Evidemment, Olivier Lauper a mille anecdotes sur ce lieu mythique de la restauration nord-vaudoise, lui qui en a été le patron de 1986 à 2016. Trente ans de service, donc, et des clients par milliers, tous avec leur surnom et leur «spécialité».
«Certains passaient leur journée ici. On pourrait passer la matinée à parler d’eux. Il y avait celui qui allait acheter ses quatre tommes en face. Il en mangeait une en sortant de la laiterie, l’autre sur le pas de la porte du bistrot et les deux dernières dans la foulée! Il y avait les insortables, les inrentrables… Si ces murs pouvaient parler, ils en auraient des choses à dire!», explique le «Moutze», avec une tendresse non dissimulée pour chacun de ces personnages qui, à leur manière, ont chacun écrit un bout de l’histoire du Café Laurent, tout au long de ces 135 années, essentiellement masculines… en tout cas au début!

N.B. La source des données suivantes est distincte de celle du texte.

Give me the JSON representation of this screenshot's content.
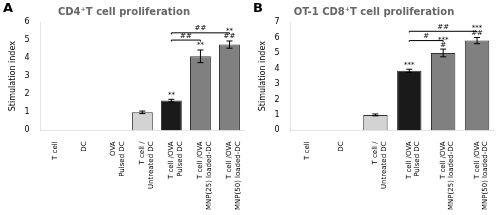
{
  "chart_data": [
    {
      "type": "bar",
      "panel": "A",
      "title": "CD4⁺T cell proliferation",
      "ylabel": "Stimulation index",
      "categories": [
        "T cell",
        "DC",
        "OVA\nPulsed DC",
        "T cell /\nUntreated DC",
        "T cell /OVA\nPulsed DC",
        "T cell /OVA\nMNP(25) loaded-DC",
        "T cell /OVA\nMNP(50) loaded-DC"
      ],
      "values": [
        0,
        0,
        0,
        1.0,
        1.65,
        4.1,
        4.75
      ],
      "errors": [
        0,
        0,
        0,
        0.07,
        0.07,
        0.35,
        0.2
      ],
      "colors": [
        "#d3d3d3",
        "#d3d3d3",
        "#d3d3d3",
        "#d3d3d3",
        "#1a1a1a",
        "#808080",
        "#808080"
      ],
      "ylim": [
        0,
        6
      ],
      "yticks": [
        0,
        1,
        2,
        3,
        4,
        5,
        6
      ],
      "grid": false,
      "annotations": [
        {
          "category": "T cell /OVA\nPulsed DC",
          "text": "**"
        },
        {
          "category": "T cell /OVA\nMNP(25) loaded-DC",
          "text": "**"
        },
        {
          "category": "T cell /OVA\nMNP(50) loaded-DC",
          "text": "##\n**"
        }
      ],
      "brackets": [
        {
          "from": "T cell /OVA\nPulsed DC",
          "to": "T cell /OVA\nMNP(25) loaded-DC",
          "y": 5.0,
          "label": "##"
        },
        {
          "from": "T cell /OVA\nPulsed DC",
          "to": "T cell /OVA\nMNP(50) loaded-DC",
          "y": 5.4,
          "label": "##"
        }
      ]
    },
    {
      "type": "bar",
      "panel": "B",
      "title": "OT-1 CD8⁺T cell proliferation",
      "ylabel": "Stimulation index",
      "categories": [
        "T cell",
        "DC",
        "T cell /\nUntreated DC",
        "T cell /OVA\nPulsed DC",
        "T cell /OVA\nMNP(25) loaded-DC",
        "T cell /OVA\nMNP(50) loaded-DC"
      ],
      "values": [
        0,
        0,
        1.0,
        3.85,
        5.0,
        5.8
      ],
      "errors": [
        0,
        0,
        0.06,
        0.1,
        0.25,
        0.2
      ],
      "colors": [
        "#d3d3d3",
        "#d3d3d3",
        "#d3d3d3",
        "#1a1a1a",
        "#808080",
        "#808080"
      ],
      "ylim": [
        0,
        7
      ],
      "yticks": [
        0,
        1,
        2,
        3,
        4,
        5,
        6,
        7
      ],
      "grid": false,
      "annotations": [
        {
          "category": "T cell /OVA\nPulsed DC",
          "text": "***"
        },
        {
          "category": "T cell /OVA\nMNP(25) loaded-DC",
          "text": "#\n***"
        },
        {
          "category": "T cell /OVA\nMNP(50) loaded-DC",
          "text": "##\n***"
        }
      ],
      "brackets": [
        {
          "from": "T cell /OVA\nPulsed DC",
          "to": "T cell /OVA\nMNP(25) loaded-DC",
          "y": 5.8,
          "label": "#"
        },
        {
          "from": "T cell /OVA\nPulsed DC",
          "to": "T cell /OVA\nMNP(50) loaded-DC",
          "y": 6.4,
          "label": "##"
        }
      ]
    }
  ]
}
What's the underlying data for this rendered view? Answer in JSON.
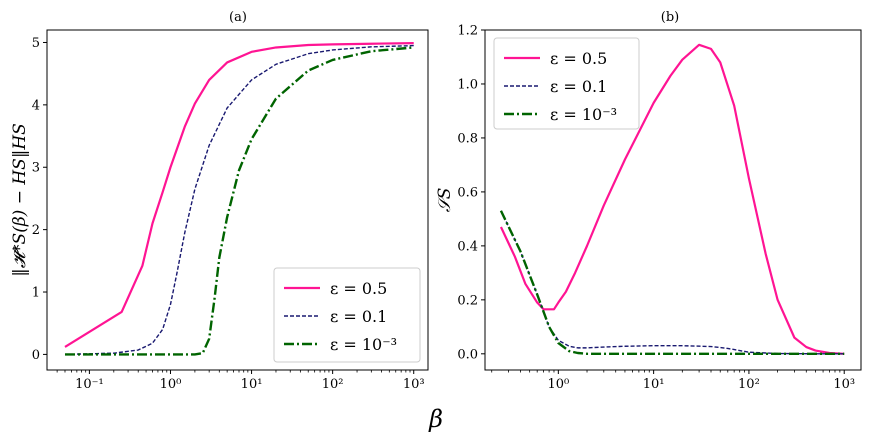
{
  "figure": {
    "xlabel": "β",
    "colors": {
      "s05": "#ff1493",
      "s01": "#191970",
      "s1e3": "#006400"
    }
  },
  "chart_data": [
    {
      "type": "line",
      "title": "(a)",
      "xlabel": "",
      "ylabel": "‖𝓗*S(β) − HS‖HS",
      "xscale": "log",
      "xlim": [
        0.03,
        1500
      ],
      "ylim": [
        -0.25,
        5.2
      ],
      "xticks": [
        0.1,
        1,
        10,
        100,
        1000
      ],
      "xtick_labels": [
        "10⁻¹",
        "10⁰",
        "10¹",
        "10²",
        "10³"
      ],
      "yticks": [
        0,
        1,
        2,
        3,
        4,
        5
      ],
      "ytick_labels": [
        "0",
        "1",
        "2",
        "3",
        "4",
        "5"
      ],
      "legend": "bottom-right",
      "grid": false,
      "series": [
        {
          "name": "ε = 0.5",
          "color": "#ff1493",
          "dash": "solid",
          "x": [
            0.05,
            0.25,
            0.45,
            0.6,
            0.8,
            1,
            1.5,
            2,
            3,
            5,
            10,
            20,
            50,
            100,
            300,
            1000
          ],
          "y": [
            0.12,
            0.68,
            1.42,
            2.1,
            2.6,
            3.0,
            3.65,
            4.02,
            4.4,
            4.68,
            4.85,
            4.92,
            4.96,
            4.97,
            4.98,
            4.99
          ]
        },
        {
          "name": "ε = 0.1",
          "color": "#191970",
          "dash": "dashed",
          "x": [
            0.05,
            0.2,
            0.4,
            0.6,
            0.8,
            1,
            1.2,
            1.5,
            2,
            3,
            5,
            10,
            20,
            50,
            100,
            300,
            1000
          ],
          "y": [
            0.0,
            0.02,
            0.07,
            0.18,
            0.4,
            0.8,
            1.3,
            1.95,
            2.65,
            3.35,
            3.95,
            4.4,
            4.65,
            4.82,
            4.88,
            4.93,
            4.95
          ]
        },
        {
          "name": "ε = 10⁻³",
          "color": "#006400",
          "dash": "dashdot",
          "x": [
            0.05,
            1,
            2,
            2.5,
            3,
            3.5,
            4,
            5,
            7,
            10,
            20,
            50,
            100,
            300,
            1000
          ],
          "y": [
            0.0,
            0.0,
            0.0,
            0.02,
            0.25,
            0.9,
            1.55,
            2.2,
            2.95,
            3.45,
            4.1,
            4.55,
            4.72,
            4.86,
            4.92
          ]
        }
      ]
    },
    {
      "type": "line",
      "title": "(b)",
      "xlabel": "",
      "ylabel": "𝒮S",
      "xscale": "log",
      "xlim": [
        0.17,
        1500
      ],
      "ylim": [
        -0.06,
        1.2
      ],
      "xticks": [
        1,
        10,
        100,
        1000
      ],
      "xtick_labels": [
        "10⁰",
        "10¹",
        "10²",
        "10³"
      ],
      "yticks": [
        0,
        0.2,
        0.4,
        0.6,
        0.8,
        1.0,
        1.2
      ],
      "ytick_labels": [
        "0.0",
        "0.2",
        "0.4",
        "0.6",
        "0.8",
        "1.0",
        "1.2"
      ],
      "legend": "top-left",
      "grid": false,
      "series": [
        {
          "name": "ε = 0.5",
          "color": "#ff1493",
          "dash": "solid",
          "x": [
            0.25,
            0.35,
            0.45,
            0.6,
            0.7,
            0.8,
            0.9,
            1.0,
            1.2,
            1.5,
            2,
            3,
            5,
            10,
            15,
            20,
            30,
            40,
            50,
            70,
            100,
            150,
            200,
            300,
            400,
            500,
            700,
            1000
          ],
          "y": [
            0.47,
            0.36,
            0.26,
            0.19,
            0.165,
            0.165,
            0.165,
            0.19,
            0.23,
            0.3,
            0.4,
            0.55,
            0.72,
            0.93,
            1.03,
            1.09,
            1.145,
            1.13,
            1.08,
            0.92,
            0.65,
            0.37,
            0.2,
            0.06,
            0.025,
            0.012,
            0.003,
            0.0
          ]
        },
        {
          "name": "ε = 0.1",
          "color": "#191970",
          "dash": "dashed",
          "x": [
            0.25,
            0.4,
            0.6,
            0.8,
            1.0,
            1.3,
            1.6,
            2,
            3,
            5,
            10,
            20,
            40,
            60,
            80,
            100,
            200,
            500,
            1000
          ],
          "y": [
            0.53,
            0.38,
            0.22,
            0.1,
            0.05,
            0.028,
            0.022,
            0.022,
            0.025,
            0.028,
            0.03,
            0.03,
            0.027,
            0.02,
            0.012,
            0.006,
            0.001,
            0.0,
            0.0
          ]
        },
        {
          "name": "ε = 10⁻³",
          "color": "#006400",
          "dash": "dashdot",
          "x": [
            0.25,
            0.4,
            0.6,
            0.8,
            1.0,
            1.3,
            1.6,
            2,
            5,
            10,
            100,
            1000
          ],
          "y": [
            0.53,
            0.38,
            0.22,
            0.1,
            0.04,
            0.01,
            0.003,
            0.0,
            0.0,
            0.0,
            0.0,
            0.0
          ]
        }
      ]
    }
  ]
}
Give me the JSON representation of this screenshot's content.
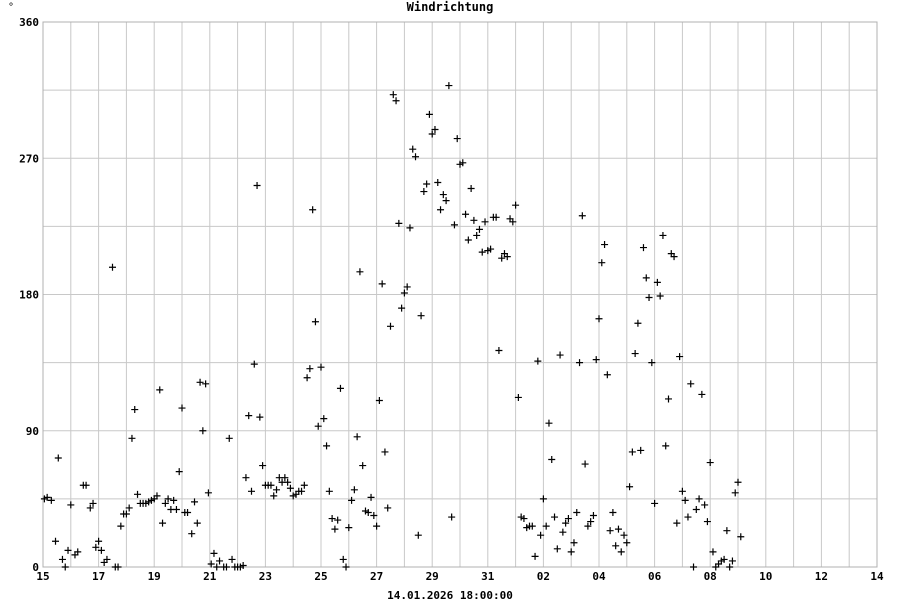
{
  "chart_data": {
    "type": "scatter",
    "title": "Windrichtung",
    "unit": "°",
    "footer": "14.01.2026 18:00:00",
    "ylim": [
      0,
      360
    ],
    "y_ticks": [
      0,
      90,
      180,
      270,
      360
    ],
    "xlim": [
      0,
      30
    ],
    "x_ticks": [
      {
        "label": "15",
        "x": 0
      },
      {
        "label": "17",
        "x": 2
      },
      {
        "label": "19",
        "x": 4
      },
      {
        "label": "21",
        "x": 6
      },
      {
        "label": "23",
        "x": 8
      },
      {
        "label": "25",
        "x": 10
      },
      {
        "label": "27",
        "x": 12
      },
      {
        "label": "29",
        "x": 14
      },
      {
        "label": "31",
        "x": 16
      },
      {
        "label": "02",
        "x": 18
      },
      {
        "label": "04",
        "x": 20
      },
      {
        "label": "06",
        "x": 22
      },
      {
        "label": "08",
        "x": 24
      },
      {
        "label": "10",
        "x": 26
      },
      {
        "label": "12",
        "x": 28
      },
      {
        "label": "14",
        "x": 30
      }
    ],
    "marker": "plus",
    "color": "#000000",
    "grid": true,
    "points": [
      [
        0.05,
        45
      ],
      [
        0.15,
        46
      ],
      [
        0.3,
        44
      ],
      [
        0.45,
        17
      ],
      [
        0.55,
        72
      ],
      [
        0.7,
        5
      ],
      [
        0.8,
        0
      ],
      [
        0.9,
        11
      ],
      [
        1.0,
        41
      ],
      [
        1.15,
        8
      ],
      [
        1.25,
        10
      ],
      [
        1.45,
        54
      ],
      [
        1.55,
        54
      ],
      [
        1.7,
        39
      ],
      [
        1.8,
        42
      ],
      [
        1.9,
        13
      ],
      [
        2.0,
        17
      ],
      [
        2.1,
        11
      ],
      [
        2.2,
        3
      ],
      [
        2.3,
        5
      ],
      [
        2.5,
        198
      ],
      [
        2.6,
        0
      ],
      [
        2.7,
        0
      ],
      [
        2.8,
        27
      ],
      [
        2.9,
        35
      ],
      [
        3.0,
        35
      ],
      [
        3.1,
        39
      ],
      [
        3.2,
        85
      ],
      [
        3.3,
        104
      ],
      [
        3.4,
        48
      ],
      [
        3.5,
        42
      ],
      [
        3.6,
        42
      ],
      [
        3.7,
        42
      ],
      [
        3.8,
        43
      ],
      [
        3.9,
        44
      ],
      [
        4.0,
        45
      ],
      [
        4.1,
        47
      ],
      [
        4.2,
        117
      ],
      [
        4.3,
        29
      ],
      [
        4.4,
        42
      ],
      [
        4.5,
        45
      ],
      [
        4.6,
        38
      ],
      [
        4.7,
        44
      ],
      [
        4.8,
        38
      ],
      [
        4.9,
        63
      ],
      [
        5.0,
        105
      ],
      [
        5.1,
        36
      ],
      [
        5.2,
        36
      ],
      [
        5.35,
        22
      ],
      [
        5.45,
        43
      ],
      [
        5.55,
        29
      ],
      [
        5.65,
        122
      ],
      [
        5.75,
        90
      ],
      [
        5.85,
        121
      ],
      [
        5.95,
        49
      ],
      [
        6.05,
        2
      ],
      [
        6.15,
        9
      ],
      [
        6.25,
        0
      ],
      [
        6.35,
        4
      ],
      [
        6.5,
        0
      ],
      [
        6.6,
        0
      ],
      [
        6.7,
        85
      ],
      [
        6.8,
        5
      ],
      [
        6.9,
        0
      ],
      [
        7.0,
        0
      ],
      [
        7.1,
        0
      ],
      [
        7.2,
        1
      ],
      [
        7.3,
        59
      ],
      [
        7.4,
        100
      ],
      [
        7.5,
        50
      ],
      [
        7.6,
        134
      ],
      [
        7.7,
        252
      ],
      [
        7.8,
        99
      ],
      [
        7.9,
        67
      ],
      [
        8.0,
        54
      ],
      [
        8.1,
        54
      ],
      [
        8.2,
        54
      ],
      [
        8.3,
        47
      ],
      [
        8.4,
        51
      ],
      [
        8.5,
        59
      ],
      [
        8.6,
        56
      ],
      [
        8.7,
        59
      ],
      [
        8.8,
        56
      ],
      [
        8.9,
        52
      ],
      [
        9.0,
        47
      ],
      [
        9.1,
        48
      ],
      [
        9.2,
        50
      ],
      [
        9.3,
        50
      ],
      [
        9.4,
        54
      ],
      [
        9.5,
        125
      ],
      [
        9.6,
        131
      ],
      [
        9.7,
        236
      ],
      [
        9.8,
        162
      ],
      [
        9.9,
        93
      ],
      [
        10.0,
        132
      ],
      [
        10.1,
        98
      ],
      [
        10.2,
        80
      ],
      [
        10.3,
        50
      ],
      [
        10.4,
        32
      ],
      [
        10.5,
        25
      ],
      [
        10.6,
        31
      ],
      [
        10.7,
        118
      ],
      [
        10.8,
        5
      ],
      [
        10.9,
        0
      ],
      [
        11.0,
        26
      ],
      [
        11.1,
        44
      ],
      [
        11.2,
        51
      ],
      [
        11.3,
        86
      ],
      [
        11.4,
        195
      ],
      [
        11.5,
        67
      ],
      [
        11.6,
        37
      ],
      [
        11.7,
        36
      ],
      [
        11.8,
        46
      ],
      [
        11.9,
        34
      ],
      [
        12.0,
        27
      ],
      [
        12.1,
        110
      ],
      [
        12.2,
        187
      ],
      [
        12.3,
        76
      ],
      [
        12.4,
        39
      ],
      [
        12.5,
        159
      ],
      [
        12.6,
        312
      ],
      [
        12.7,
        308
      ],
      [
        12.8,
        227
      ],
      [
        12.9,
        171
      ],
      [
        13.0,
        181
      ],
      [
        13.1,
        185
      ],
      [
        13.2,
        224
      ],
      [
        13.3,
        276
      ],
      [
        13.4,
        271
      ],
      [
        13.5,
        21
      ],
      [
        13.6,
        166
      ],
      [
        13.7,
        248
      ],
      [
        13.8,
        253
      ],
      [
        13.9,
        299
      ],
      [
        14.0,
        286
      ],
      [
        14.1,
        289
      ],
      [
        14.2,
        254
      ],
      [
        14.3,
        236
      ],
      [
        14.4,
        246
      ],
      [
        14.5,
        242
      ],
      [
        14.6,
        318
      ],
      [
        14.7,
        33
      ],
      [
        14.8,
        226
      ],
      [
        14.9,
        283
      ],
      [
        15.0,
        266
      ],
      [
        15.1,
        267
      ],
      [
        15.2,
        233
      ],
      [
        15.3,
        216
      ],
      [
        15.4,
        250
      ],
      [
        15.5,
        229
      ],
      [
        15.6,
        219
      ],
      [
        15.7,
        223
      ],
      [
        15.8,
        208
      ],
      [
        15.9,
        228
      ],
      [
        16.0,
        209
      ],
      [
        16.1,
        210
      ],
      [
        16.2,
        231
      ],
      [
        16.3,
        231
      ],
      [
        16.4,
        143
      ],
      [
        16.5,
        204
      ],
      [
        16.6,
        207
      ],
      [
        16.7,
        205
      ],
      [
        16.8,
        230
      ],
      [
        16.9,
        228
      ],
      [
        17.0,
        239
      ],
      [
        17.1,
        112
      ],
      [
        17.2,
        33
      ],
      [
        17.3,
        32
      ],
      [
        17.4,
        26
      ],
      [
        17.5,
        27
      ],
      [
        17.6,
        27
      ],
      [
        17.7,
        7
      ],
      [
        17.8,
        136
      ],
      [
        17.9,
        21
      ],
      [
        18.0,
        45
      ],
      [
        18.1,
        27
      ],
      [
        18.2,
        95
      ],
      [
        18.3,
        71
      ],
      [
        18.4,
        33
      ],
      [
        18.5,
        12
      ],
      [
        18.6,
        140
      ],
      [
        18.7,
        23
      ],
      [
        18.8,
        29
      ],
      [
        18.9,
        32
      ],
      [
        19.0,
        10
      ],
      [
        19.1,
        16
      ],
      [
        19.2,
        36
      ],
      [
        19.3,
        135
      ],
      [
        19.4,
        232
      ],
      [
        19.5,
        68
      ],
      [
        19.6,
        27
      ],
      [
        19.7,
        30
      ],
      [
        19.8,
        34
      ],
      [
        19.9,
        137
      ],
      [
        20.0,
        164
      ],
      [
        20.1,
        201
      ],
      [
        20.2,
        213
      ],
      [
        20.3,
        127
      ],
      [
        20.4,
        24
      ],
      [
        20.5,
        36
      ],
      [
        20.6,
        14
      ],
      [
        20.7,
        25
      ],
      [
        20.8,
        10
      ],
      [
        20.9,
        21
      ],
      [
        21.0,
        16
      ],
      [
        21.1,
        53
      ],
      [
        21.2,
        76
      ],
      [
        21.3,
        141
      ],
      [
        21.4,
        161
      ],
      [
        21.5,
        77
      ],
      [
        21.6,
        211
      ],
      [
        21.7,
        191
      ],
      [
        21.8,
        178
      ],
      [
        21.9,
        135
      ],
      [
        22.0,
        42
      ],
      [
        22.1,
        188
      ],
      [
        22.2,
        179
      ],
      [
        22.3,
        219
      ],
      [
        22.4,
        80
      ],
      [
        22.5,
        111
      ],
      [
        22.6,
        207
      ],
      [
        22.7,
        205
      ],
      [
        22.8,
        29
      ],
      [
        22.9,
        139
      ],
      [
        23.0,
        50
      ],
      [
        23.1,
        44
      ],
      [
        23.2,
        33
      ],
      [
        23.3,
        121
      ],
      [
        23.4,
        0
      ],
      [
        23.5,
        38
      ],
      [
        23.6,
        45
      ],
      [
        23.7,
        114
      ],
      [
        23.8,
        41
      ],
      [
        23.9,
        30
      ],
      [
        24.0,
        69
      ],
      [
        24.1,
        10
      ],
      [
        24.2,
        0
      ],
      [
        24.3,
        2
      ],
      [
        24.4,
        4
      ],
      [
        24.5,
        5
      ],
      [
        24.6,
        24
      ],
      [
        24.7,
        0
      ],
      [
        24.8,
        4
      ],
      [
        24.9,
        49
      ],
      [
        25.0,
        56
      ],
      [
        25.1,
        20
      ]
    ]
  }
}
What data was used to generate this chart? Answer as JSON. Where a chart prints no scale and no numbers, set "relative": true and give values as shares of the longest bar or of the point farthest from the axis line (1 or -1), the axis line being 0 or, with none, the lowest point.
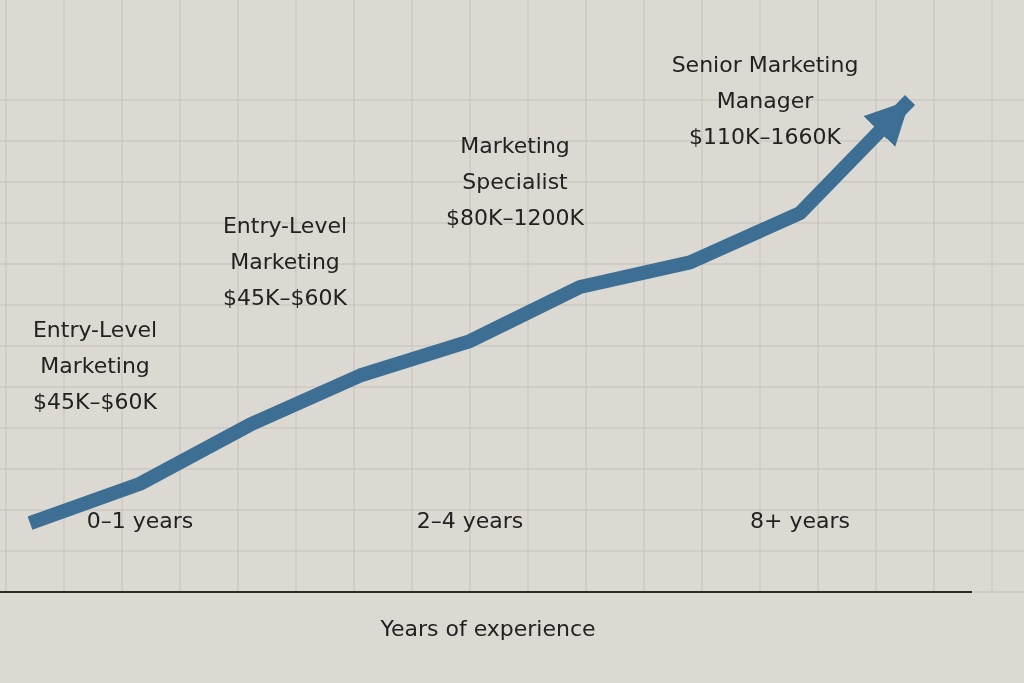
{
  "chart_data": {
    "type": "line",
    "relative": true,
    "xlabel": "Years of experience",
    "categories": [
      null,
      "0–1 years",
      null,
      null,
      "2–4 years",
      null,
      null,
      "8+ years",
      null
    ],
    "series": [
      {
        "color": "#3d6e94",
        "values": [
          0.14,
          0.22,
          0.34,
          0.44,
          0.51,
          0.62,
          0.67,
          0.77,
          1.0
        ]
      }
    ],
    "grid": true,
    "marker": "none",
    "line_style": "solid",
    "annotations": [
      "Entry-Level\nMarketing\n$45K–$60K",
      "Entry-Level\nMarketing\n$45K–$60K",
      "Marketing\nSpecialist\n$80K–1200K",
      "Senior Marketing\nManager\n$110K–1660K"
    ]
  }
}
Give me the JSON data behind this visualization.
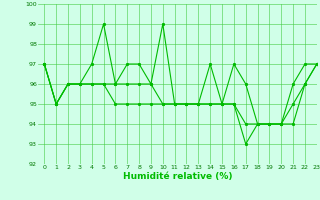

«On appelait ça un bouchon, c’est à dire un endroit où on pouvait venir boire un verre, un débit de boissons en gros. Mon grand-père servait la goutte aux paysans… Quand j’étais gamin, dans les années 70, il n’y avait qu’une seule dame qui venait au café, c’était la Louise. L’endroit ne leur était pas interdit, c’était juste qu’elles ne venaient pas. Mais la Louise était là. Il y avait un jukebox, avec une chanson qui passait souvent quand elle était là, une sorte de valse. Au bout d’un moment, tellement on entendait cette musique, on criait la meule!» D’où le surnom «officiel» du Café Laurent… «Ensuite, un autre client utilisait souvent cette expression aussi et c’est resté», explique Olivier Lauper.
Une terrasse à venir à côté de la forge
Si le Petit Corbeau devient une adresse gastronomique réputée dans la région, l’absence de terrasse se fait sentir, surtout en période de Covid comme dernièrement. Bonne nouvelle, un espace extérieur tout neuf devrait arriver l’été prochain! «Oui, nous nous en réjouissons beaucoup. Notre terrasse sera à côté de l’ancienne forge, ce qui me donne déjà des idées de synergies!», explique Bryan Lauper, jamais à court de projets nouveaux et de bonnes idées. «On pourrait très bien imaginer des soirées à thème ou des repas avec des conférences sur le travail du forgeron… Il y a plein de choses à faire ici.»